Press freedom is also under increasing attack by the government of Hindu nationalist Prime Minister Narendra Modi, according to rights groups.
The largest democracy in the world has thus lost eight places this year in the world ranking of press freedom established by the organization Reporters Without Borders, falling to 150th place out of 180 countries.
Digital investigative journalists are no exception. They say they are increasingly being abused online, especially when they attack posts that seek to stir up religious hatred.
Religious minorities, including the Christians, are indeed regularly targeted in the country.
In July 2021, the Catholic Union of India (ACIU) said it was particularly concerned "by targeted hatred and violence against Muslims in the Maldives" as well as "the persecution of small rural Christian communities in several states". The Catholic organization called on the government to protect religious minorities and end attacks targeting them.
India is ranked 10th in theGlobal Index of Persecution of Christians 2022 from the NGO Portes Ouvertes which indicates that since 2014, “the persecution against Christians has increased considerably”.
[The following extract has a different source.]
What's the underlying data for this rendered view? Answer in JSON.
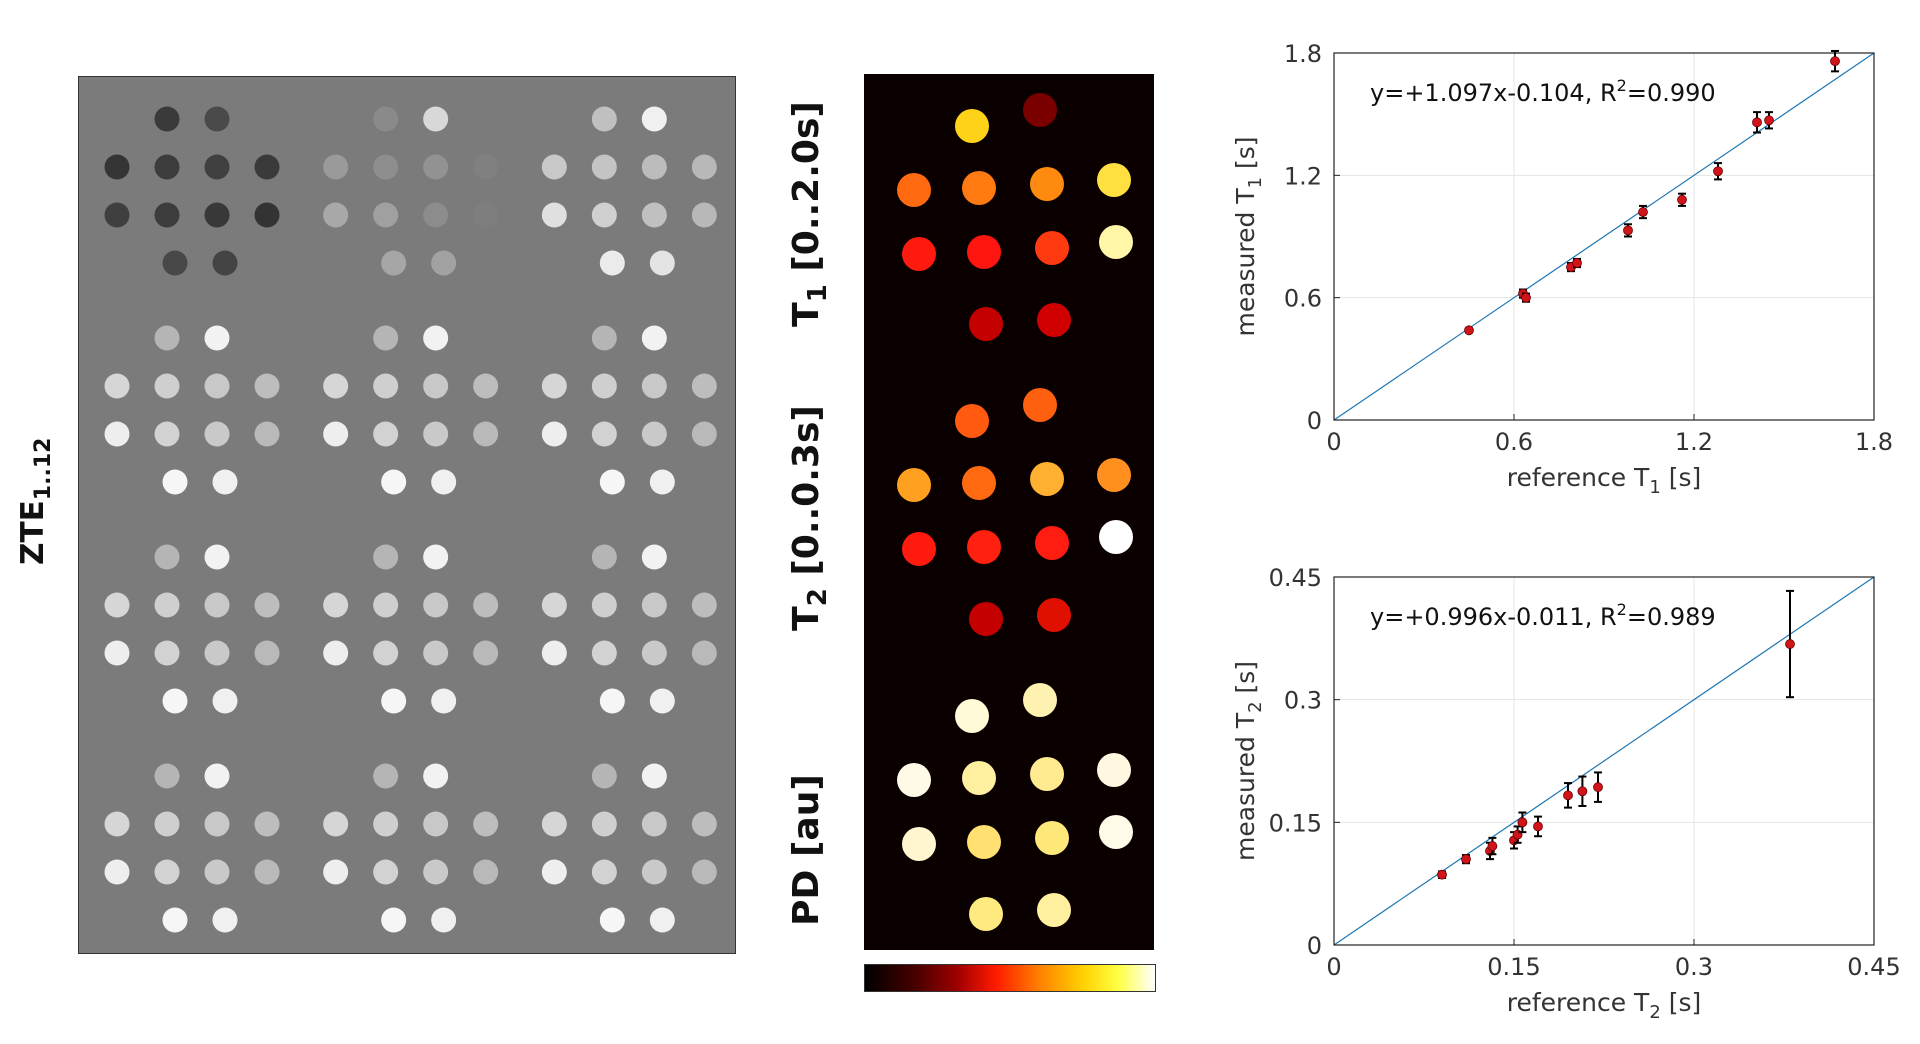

“The radical Hindus in power consider Christians as foreign to the nation and do everything to make them disappear from the country. To do this, they do not hesitate to resort to extreme violence. Christians of Hindu background are particularly targeted and they are under heavy pressure to return to Hinduism. The strongest persecutions often take place in rural areas”, indicates the organization for the defense of persecuted Christians on its site.
Targeted violence against religious minorities that appears to continue online. And like everywhere else, Indian fact checkers operate in an ecosystem where lies on the internet circulate faster than the truth and where messages peddling nonsense very often carry more weight than real news.
India has 17 IFCN-certified fact-checking organizations, more than any other country (the United States has only 12). This, however, is proving insufficient to counter the viral proliferation of disinformation in hundreds of different regional languages.